Gene-modified NK cells expressing CD64 and preloaded with HIV-specific BNAbs target autologous HIV-1-infected CD4+ T cells by ADCC.

Abstract

Natural killer (NK) cells can efficiently mediate antibody-dependent cellular cytotoxicity (ADCC) of antibody coated target cells via the low-affinity Fc-receptor, CD16, but cannot retain antibodies over time.
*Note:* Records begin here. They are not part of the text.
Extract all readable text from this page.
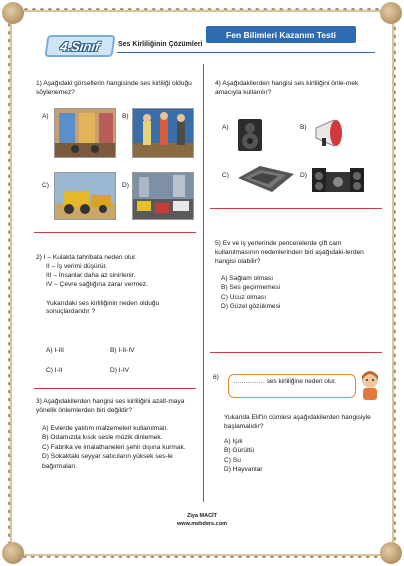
4.Sınıf Ses Kirliliğinin Çözümleri
Fen Bilimleri Kazanım Testi

1) Aşağıdaki görsellerin hangisinde ses kirliliği olduğu söylenemez?

A)	B)
C)	D)
2) I – Kulakta tahribata neden olur.
II – İş verimi düşürür.
III – İnsanlar daha az sinirlenir.
IV – Çevre sağlığına zarar vermez.
Yukarıdaki ses kirliliğinin neden olduğu sonuçlardandır ?
A) I-III	B) I-II-IV
C) I-II	D) I-IV

3) Aşağıdakilerden hangisi ses kirliliğini azalt-maya yönelik önlemlerden biri değildir?

A) Evlerde yalıtım malzemeleri kullanılmalı.
B) Odamızda kısık sesle müzik dinlemek.
C) Fabrika ve imalathaneleri şehir dışına kurmak.
D) Sokaktaki seyyar satıcıların yüksek ses-le bağırmaları.

4) Aşağıdakilerden hangisi ses kirliliğini önle-mek amacıyla kullanılır?

A)	B)
C)	D)

5) Ev ve iş yerlerinde pencerelerde çift cam kullanılmasının nedenlerinden biri aşağıdaki-lerden hangisi olabilir?

A) Sağlam olması
B) Ses geçirmemesi
C) Ucuz olması
D) Güzel gözükmesi
6)
…………… ses kirliliğine neden olur.

Yukanda Elif'in cümlesi aşağıdakilerden hangisiyle başlamalıdır?

A) Işık
B) Gürültü
C) Su
D) Hayvanlar
Ziya MACİT
www.mebders.com
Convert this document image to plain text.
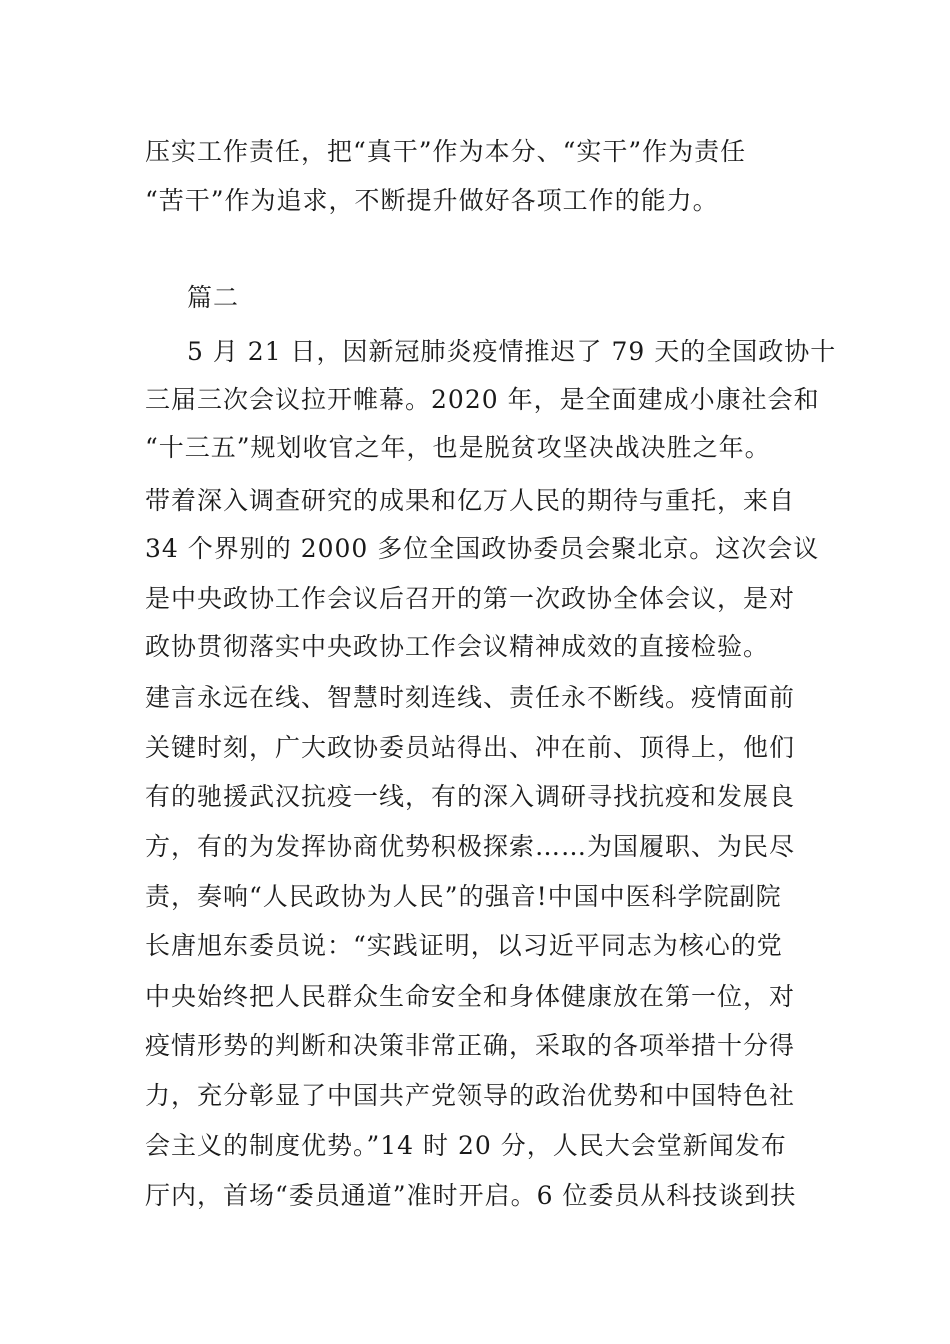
压实工作责任，把“真干”作为本分、“实干”作为责任
“苦干”作为追求，不断提升做好各项工作的能力。
篇二
5 月 21 日，因新冠肺炎疫情推迟了 79 天的全国政协十
三届三次会议拉开帷幕。2020 年，是全面建成小康社会和
“十三五”规划收官之年，也是脱贫攻坚决战决胜之年。
带着深入调查研究的成果和亿万人民的期待与重托，来自
34 个界别的 2000 多位全国政协委员会聚北京。这次会议
是中央政协工作会议后召开的第一次政协全体会议，是对
政协贯彻落实中央政协工作会议精神成效的直接检验。
建言永远在线、智慧时刻连线、责任永不断线。疫情面前
关键时刻，广大政协委员站得出、冲在前、顶得上，他们
有的驰援武汉抗疫一线，有的深入调研寻找抗疫和发展良
方，有的为发挥协商优势积极探索……为国履职、为民尽
责，奏响“人民政协为人民”的强音!中国中医科学院副院
长唐旭东委员说：“实践证明，以习近平同志为核心的党
中央始终把人民群众生命安全和身体健康放在第一位，对
疫情形势的判断和决策非常正确，采取的各项举措十分得
力，充分彰显了中国共产党领导的政治优势和中国特色社
会主义的制度优势。”14 时 20 分，人民大会堂新闻发布
厅内，首场“委员通道”准时开启。6 位委员从科技谈到扶
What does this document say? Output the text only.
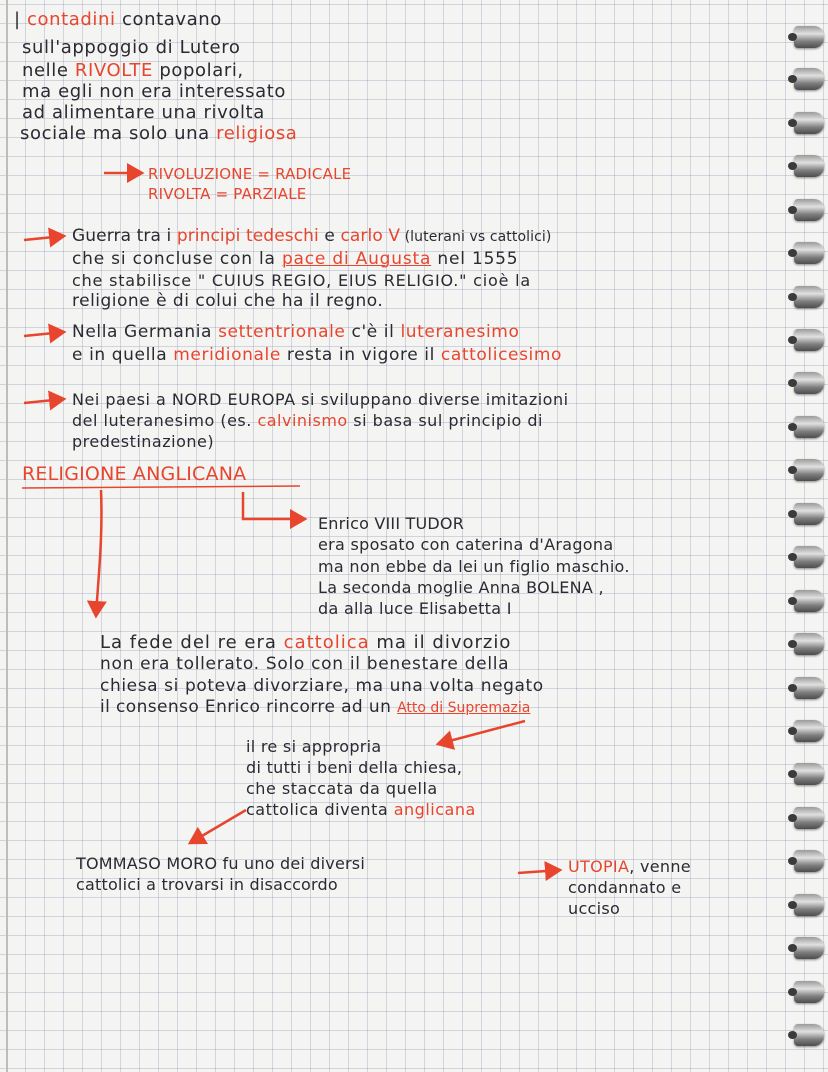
| contadini contavano

sull'appoggio di Lutero

nelle RIVOLTE popolari,

ma egli non era interessato

ad alimentare una rivolta

sociale ma solo una religiosa

RIVOLUZIONE = RADICALE

RIVOLTA = PARZIALE

Guerra tra i principi tedeschi e carlo V (luterani vs cattolici)

che si concluse con la pace di Augusta nel 1555

che stabilisce " CUIUS REGIO, EIUS RELIGIO." cioè la

religione è di colui che ha il regno.

Nella Germania settentrionale c'è il luteranesimo

e in quella meridionale resta in vigore il cattolicesimo

Nei paesi a NORD EUROPA si sviluppano diverse imitazioni

del luteranesimo (es. calvinismo si basa sul principio di

predestinazione)

RELIGIONE ANGLICANA

Enrico VIII TUDOR

era sposato con caterina d'Aragona

ma non ebbe da lei un figlio maschio.

La seconda moglie Anna BOLENA ,

da alla luce Elisabetta I

La fede del re era cattolica ma il divorzio

non era tollerato. Solo con il benestare della

chiesa si poteva divorziare, ma una volta negato

il consenso Enrico rincorre ad un Atto di Supremazia

il re si appropria

di tutti i beni della chiesa,

che staccata da quella

cattolica diventa anglicana

TOMMASO MORO fu uno dei diversi

cattolici a trovarsi in disaccordo

UTOPIA, venne

condannato e

ucciso
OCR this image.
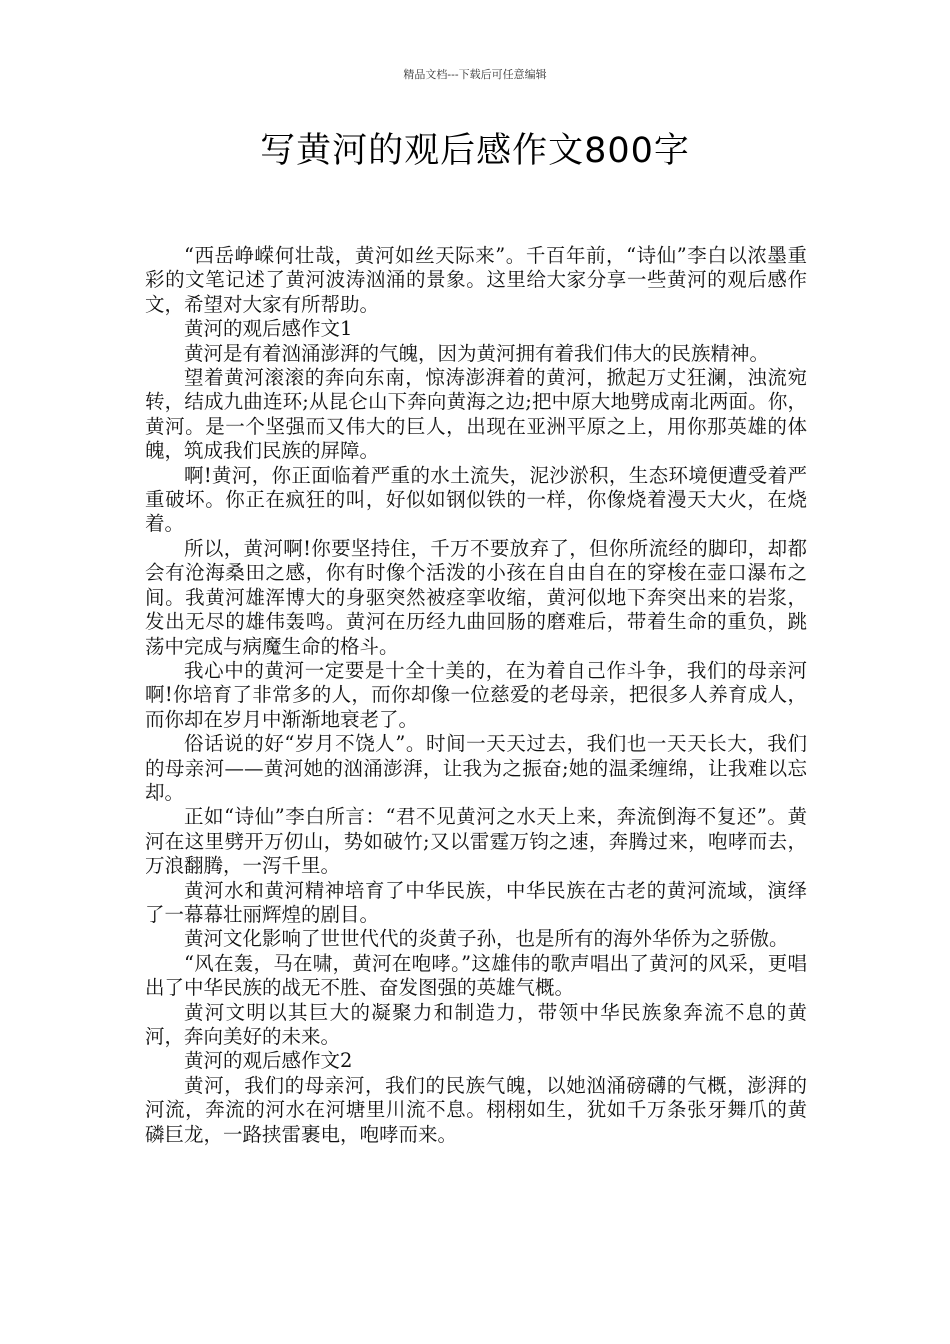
精品文档---下载后可任意编辑
写黄河的观后感作文800字

“西岳峥嵘何壮哉，黄河如丝天际来”。千百年前，“诗仙”李白以浓墨重彩的文笔记述了黄河波涛汹涌的景象。这里给大家分享一些黄河的观后感作文，希望对大家有所帮助。

黄河的观后感作文1

黄河是有着汹涌澎湃的气魄，因为黄河拥有着我们伟大的民族精神。

望着黄河滚滚的奔向东南，惊涛澎湃着的黄河，掀起万丈狂澜，浊流宛转，结成九曲连环;从昆仑山下奔向黄海之边;把中原大地劈成南北两面。你，黄河。是一个坚强而又伟大的巨人，出现在亚洲平原之上，用你那英雄的体魄，筑成我们民族的屏障。

啊!黄河，你正面临着严重的水土流失，泥沙淤积，生态环境便遭受着严重破坏。你正在疯狂的叫，好似如钢似铁的一样，你像烧着漫天大火，在烧着。

所以，黄河啊!你要坚持住，千万不要放弃了，但你所流经的脚印，却都会有沧海桑田之感，你有时像个活泼的小孩在自由自在的穿梭在壶口瀑布之间。我黄河雄浑博大的身驱突然被痉挛收缩，黄河似地下奔突出来的岩浆，发出无尽的雄伟轰鸣。黄河在历经九曲回肠的磨难后，带着生命的重负，跳荡中完成与病魔生命的格斗。

我心中的黄河一定要是十全十美的，在为着自己作斗争，我们的母亲河啊!你培育了非常多的人，而你却像一位慈爱的老母亲，把很多人养育成人，而你却在岁月中渐渐地衰老了。

俗话说的好“岁月不饶人”。时间一天天过去，我们也一天天长大，我们的母亲河——黄河她的汹涌澎湃，让我为之振奋;她的温柔缠绵，让我难以忘却。

正如“诗仙”李白所言：“君不见黄河之水天上来，奔流倒海不复还”。黄河在这里劈开万仞山，势如破竹;又以雷霆万钧之速，奔腾过来，咆哮而去，万浪翻腾，一泻千里。

黄河水和黄河精神培育了中华民族，中华民族在古老的黄河流域，演绎了一幕幕壮丽辉煌的剧目。

黄河文化影响了世世代代的炎黄子孙，也是所有的海外华侨为之骄傲。

“风在轰，马在啸，黄河在咆哮。”这雄伟的歌声唱出了黄河的风采，更唱出了中华民族的战无不胜、奋发图强的英雄气概。

黄河文明以其巨大的凝聚力和制造力，带领中华民族象奔流不息的黄河，奔向美好的未来。

黄河的观后感作文2

黄河，我们的母亲河，我们的民族气魄，以她汹涌磅礴的气概，澎湃的河流，奔流的河水在河塘里川流不息。栩栩如生，犹如千万条张牙舞爪的黄磷巨龙，一路挟雷裹电，咆哮而来。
To increase antibody retention and facilitate targeted ADCC, we genetically modified human NK cells with the high-affinity Fc receptor, CD64, so that we could preload them with HIV-specific broadly neutralizing antibodies (BNAbs) and enhance their capacity to target HIV-infected cells via ADCC. Purified NK cells from the peripheral blood of control donors or persons living with HIV were activated with interleukin (IL)-2/IL-15/IL-21 cytokines and transduced with a lentivirus encoding CD64. High levels of CD64 surface expression were maintained for multiple weeks on NK cells and CD64-transduced NK cells were phenotypically similar to control NK cells with strong expression of CD56, CD16, NKG2A, NKp46, CD69, HLA-DR, CD38, and CD57. CD64-transduced NK cells exhibited significantly greater capacity to bind HIV-specific BNAbs in short-term antibody binding assay as well as retain the BNAbs over time (1-wk antibody retention assay) compared with control NK cells only expressing CD16. BNAb-preloaded CD64-transduced NK cells showed a significantly enhanced capacity to mediate ADCC against autologous HIV-1-infected CD4+ primary T cells in both a short-term 4 h degranulation assay as well as a 24 h HIV p24 HIV elimination assay when compared with control NK cells. A chimeric CD64 enhanced NK cell strategy (NuKEs [NK Enhancement Strategy]) retaining bound HIV-specific BNAbs represents a novel autologous primary NK cell immunotherapy strategy against HIV through targeted ADCC.